Nowadays the buzz is still there, but it is of a different sort. Christmas celebrations in Jamaica have changed. A lot.
In the words of veteran broadcaster and media personality, Fae Ellington: “We have come a very long way.”
Christmas back then was not so much the unending parade of advertisements designed to make you spend every last penny in a frenzy of shopping, it was a time for family gatherings, eating and drinking and pure fun.
But none of this took place before the all-important top to bottom house cleaning two weeks or so into December. “It had to do with not just the house, but also the yard.
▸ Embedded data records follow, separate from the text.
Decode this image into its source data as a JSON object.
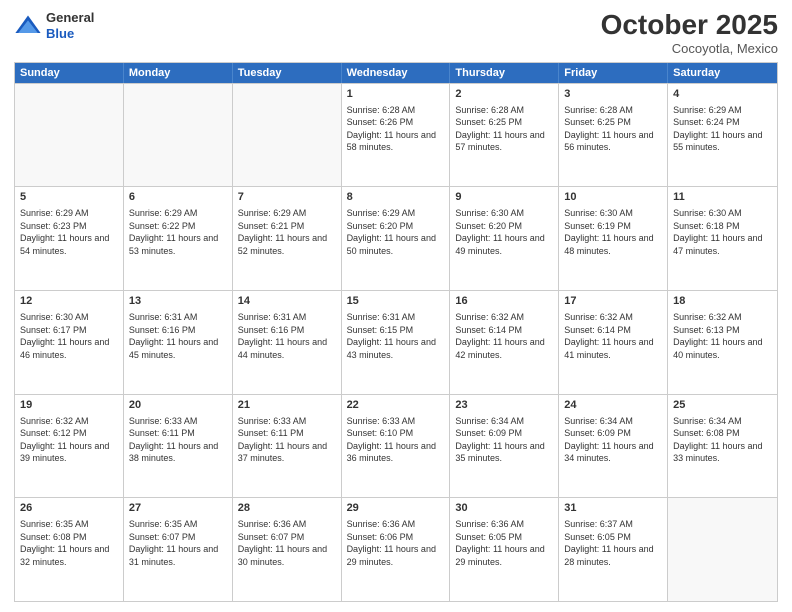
{
  "header": {
    "logo_line1": "General",
    "logo_line2": "Blue",
    "month": "October 2025",
    "location": "Cocoyotla, Mexico"
  },
  "days": [
    "Sunday",
    "Monday",
    "Tuesday",
    "Wednesday",
    "Thursday",
    "Friday",
    "Saturday"
  ],
  "weeks": [
    [
      {
        "num": "",
        "empty": true
      },
      {
        "num": "",
        "empty": true
      },
      {
        "num": "",
        "empty": true
      },
      {
        "num": "1",
        "sunrise": "6:28 AM",
        "sunset": "6:26 PM",
        "daylight": "11 hours and 58 minutes."
      },
      {
        "num": "2",
        "sunrise": "6:28 AM",
        "sunset": "6:25 PM",
        "daylight": "11 hours and 57 minutes."
      },
      {
        "num": "3",
        "sunrise": "6:28 AM",
        "sunset": "6:25 PM",
        "daylight": "11 hours and 56 minutes."
      },
      {
        "num": "4",
        "sunrise": "6:29 AM",
        "sunset": "6:24 PM",
        "daylight": "11 hours and 55 minutes."
      }
    ],
    [
      {
        "num": "5",
        "sunrise": "6:29 AM",
        "sunset": "6:23 PM",
        "daylight": "11 hours and 54 minutes."
      },
      {
        "num": "6",
        "sunrise": "6:29 AM",
        "sunset": "6:22 PM",
        "daylight": "11 hours and 53 minutes."
      },
      {
        "num": "7",
        "sunrise": "6:29 AM",
        "sunset": "6:21 PM",
        "daylight": "11 hours and 52 minutes."
      },
      {
        "num": "8",
        "sunrise": "6:29 AM",
        "sunset": "6:20 PM",
        "daylight": "11 hours and 50 minutes."
      },
      {
        "num": "9",
        "sunrise": "6:30 AM",
        "sunset": "6:20 PM",
        "daylight": "11 hours and 49 minutes."
      },
      {
        "num": "10",
        "sunrise": "6:30 AM",
        "sunset": "6:19 PM",
        "daylight": "11 hours and 48 minutes."
      },
      {
        "num": "11",
        "sunrise": "6:30 AM",
        "sunset": "6:18 PM",
        "daylight": "11 hours and 47 minutes."
      }
    ],
    [
      {
        "num": "12",
        "sunrise": "6:30 AM",
        "sunset": "6:17 PM",
        "daylight": "11 hours and 46 minutes."
      },
      {
        "num": "13",
        "sunrise": "6:31 AM",
        "sunset": "6:16 PM",
        "daylight": "11 hours and 45 minutes."
      },
      {
        "num": "14",
        "sunrise": "6:31 AM",
        "sunset": "6:16 PM",
        "daylight": "11 hours and 44 minutes."
      },
      {
        "num": "15",
        "sunrise": "6:31 AM",
        "sunset": "6:15 PM",
        "daylight": "11 hours and 43 minutes."
      },
      {
        "num": "16",
        "sunrise": "6:32 AM",
        "sunset": "6:14 PM",
        "daylight": "11 hours and 42 minutes."
      },
      {
        "num": "17",
        "sunrise": "6:32 AM",
        "sunset": "6:14 PM",
        "daylight": "11 hours and 41 minutes."
      },
      {
        "num": "18",
        "sunrise": "6:32 AM",
        "sunset": "6:13 PM",
        "daylight": "11 hours and 40 minutes."
      }
    ],
    [
      {
        "num": "19",
        "sunrise": "6:32 AM",
        "sunset": "6:12 PM",
        "daylight": "11 hours and 39 minutes."
      },
      {
        "num": "20",
        "sunrise": "6:33 AM",
        "sunset": "6:11 PM",
        "daylight": "11 hours and 38 minutes."
      },
      {
        "num": "21",
        "sunrise": "6:33 AM",
        "sunset": "6:11 PM",
        "daylight": "11 hours and 37 minutes."
      },
      {
        "num": "22",
        "sunrise": "6:33 AM",
        "sunset": "6:10 PM",
        "daylight": "11 hours and 36 minutes."
      },
      {
        "num": "23",
        "sunrise": "6:34 AM",
        "sunset": "6:09 PM",
        "daylight": "11 hours and 35 minutes."
      },
      {
        "num": "24",
        "sunrise": "6:34 AM",
        "sunset": "6:09 PM",
        "daylight": "11 hours and 34 minutes."
      },
      {
        "num": "25",
        "sunrise": "6:34 AM",
        "sunset": "6:08 PM",
        "daylight": "11 hours and 33 minutes."
      }
    ],
    [
      {
        "num": "26",
        "sunrise": "6:35 AM",
        "sunset": "6:08 PM",
        "daylight": "11 hours and 32 minutes."
      },
      {
        "num": "27",
        "sunrise": "6:35 AM",
        "sunset": "6:07 PM",
        "daylight": "11 hours and 31 minutes."
      },
      {
        "num": "28",
        "sunrise": "6:36 AM",
        "sunset": "6:07 PM",
        "daylight": "11 hours and 30 minutes."
      },
      {
        "num": "29",
        "sunrise": "6:36 AM",
        "sunset": "6:06 PM",
        "daylight": "11 hours and 29 minutes."
      },
      {
        "num": "30",
        "sunrise": "6:36 AM",
        "sunset": "6:05 PM",
        "daylight": "11 hours and 29 minutes."
      },
      {
        "num": "31",
        "sunrise": "6:37 AM",
        "sunset": "6:05 PM",
        "daylight": "11 hours and 28 minutes."
      },
      {
        "num": "",
        "empty": true
      }
    ]
  ]
}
There is the tradition where we used to whitewash the trunks of trees half-way up, not the entire trunk, and the stones along the pathway leading up to the house; nowadays people paint, but for rural folks it wasn’t painting, it was whitewashing,” Ellington remembers.
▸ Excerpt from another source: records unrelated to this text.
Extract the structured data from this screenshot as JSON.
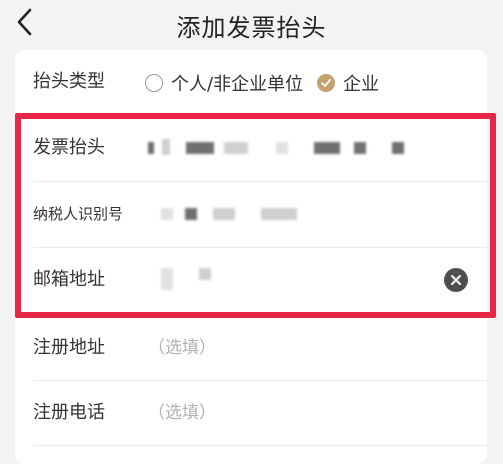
{
  "header": {
    "title": "添加发票抬头"
  },
  "form": {
    "title_type": {
      "label": "抬头类型",
      "options": [
        {
          "label": "个人/非企业单位",
          "selected": false
        },
        {
          "label": "企业",
          "selected": true
        }
      ]
    },
    "invoice_title": {
      "label": "发票抬头"
    },
    "tax_id": {
      "label": "纳税人识别号"
    },
    "email": {
      "label": "邮箱地址"
    },
    "reg_address": {
      "label": "注册地址",
      "placeholder": "（选填）"
    },
    "reg_phone": {
      "label": "注册电话",
      "placeholder": "（选填）"
    }
  },
  "colors": {
    "accent": "#c2a16e",
    "highlight_border": "#e8264a",
    "background": "#f3f3f3"
  }
}
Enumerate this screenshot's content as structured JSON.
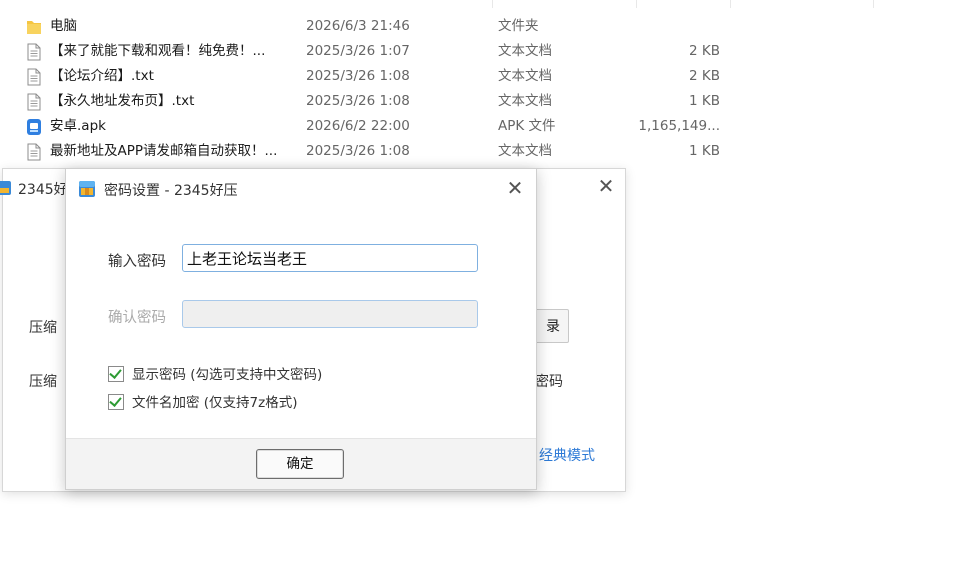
{
  "files": [
    {
      "icon": "folder-icon",
      "name": "电脑",
      "date": "2026/6/3 21:46",
      "type": "文件夹",
      "size": ""
    },
    {
      "icon": "text-file-icon",
      "name": "【来了就能下载和观看！纯免费！...",
      "date": "2025/3/26 1:07",
      "type": "文本文档",
      "size": "2 KB"
    },
    {
      "icon": "text-file-icon",
      "name": "【论坛介绍】.txt",
      "date": "2025/3/26 1:08",
      "type": "文本文档",
      "size": "2 KB"
    },
    {
      "icon": "text-file-icon",
      "name": "【永久地址发布页】.txt",
      "date": "2025/3/26 1:08",
      "type": "文本文档",
      "size": "1 KB"
    },
    {
      "icon": "apk-icon",
      "name": "安卓.apk",
      "date": "2026/6/2 22:00",
      "type": "APK 文件",
      "size": "1,165,149..."
    },
    {
      "icon": "text-file-icon",
      "name": "最新地址及APP请发邮箱自动获取！...",
      "date": "2025/3/26 1:08",
      "type": "文本文档",
      "size": "1 KB"
    }
  ],
  "back_dialog": {
    "title": "2345好",
    "close": "✕",
    "label_compress_1": "压缩",
    "label_compress_2": "压缩",
    "browse_label": "录",
    "password_text": "密码",
    "classic_mode": "经典模式"
  },
  "dialog": {
    "title": "密码设置 - 2345好压",
    "close": "✕",
    "enter_password_label": "输入密码",
    "enter_password_value": "上老王论坛当老王",
    "confirm_password_label": "确认密码",
    "confirm_password_value": "",
    "show_password_label": "显示密码 (勾选可支持中文密码)",
    "show_password_checked": true,
    "encrypt_filenames_label": "文件名加密 (仅支持7z格式)",
    "encrypt_filenames_checked": true,
    "ok_label": "确定"
  },
  "colors": {
    "folder": "#f5c542",
    "apk": "#2f7fe0",
    "accent_link": "#2d7ad6",
    "check": "#2e9b34"
  }
}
Women cleaned and dusted as if their lives depended on it. Out would come the china, glassware and silverware for washing and polishing, down would come the curtains and out would come the new bed spreads and table cloths.
And since all Jamaicans know that ‘food is the staff of life’, food preparations began months leading up to the end of the year. Packaged meals and frozen foods were an abomination.
“Months leading up to the end of the year you have a fowl or two that you fatten up for Christmas and those who eat pork have a pig or so that they are preparing, or a goat and so on,” Ellington chuckles in recollection. “So when Christmas day rolled around, the three-foot iron pot and the formidable ‘Dutch pot’ ruled the kitchen.”
In some communities the parade of the “Christmas cow” was much anticipated, she recalls.
“It didn’t happen a lot, but the butcher would dress up a cow with bougainvillea, crouton and shoe black flowers and parade the cow through the district and that is the cow that would be slaughtered that you would get your meat from for Christmas,” Ellington recounts.
At the end of the day, many a table would be graced by homegrown chicken, ham cured by housewives, pork, curried goat, the mighty roast beef and the traditional gungo peas and rice.
“In place of the much-acclaimed ‘Christmas cake’, there was “cornmeal pone/pudding and all kinds of preserves,” Ellington adds. And everything was washed down with servings of egg nog and sorrel. “Some children would even get a whole bottle of soda for themselves. That was a novelty back then,” she says.
“It was a family event, and parties or gatherings would be with the family or the extended family. People gave stuff to each other, but they weren’t buying gifts, and so they gave like produce from their farms and so on.
Artificial holly and mistletoe were not in the picture then either. “It was the poinsettia, and these were planted in the ground and not in pots as is now done”, says Ellington.
Children went wild with ‘fee fees’, balloons, fire crackers, chi bums, and star lights, which Ellington says were ‘a big thing then’.
Highlights of the season were the “grandmarket” outing on Christmas eve, the parade of Jonkoonu bands, the Christmas morning concert at the Ward Theatre in Kingston and ‘Chrismus morning church service’.
“Things have changed tremendously, many districts don’t have their own grandmarkets anymore. Jonkoonu was a big thing, it wasn’t just performance art the way we look at it now. The bigger towns had the Jonkoonu bands and the people used to go out and look at them and the children were scared of the characters,” Ellington reminisces.
While admitting that much has changed while the world turned, she acknowledges that it was bound to happen.
“We have come a very long way,” she says. “I’m not saying so with any great amount of remorse because things change; they don’t remain the same in life.”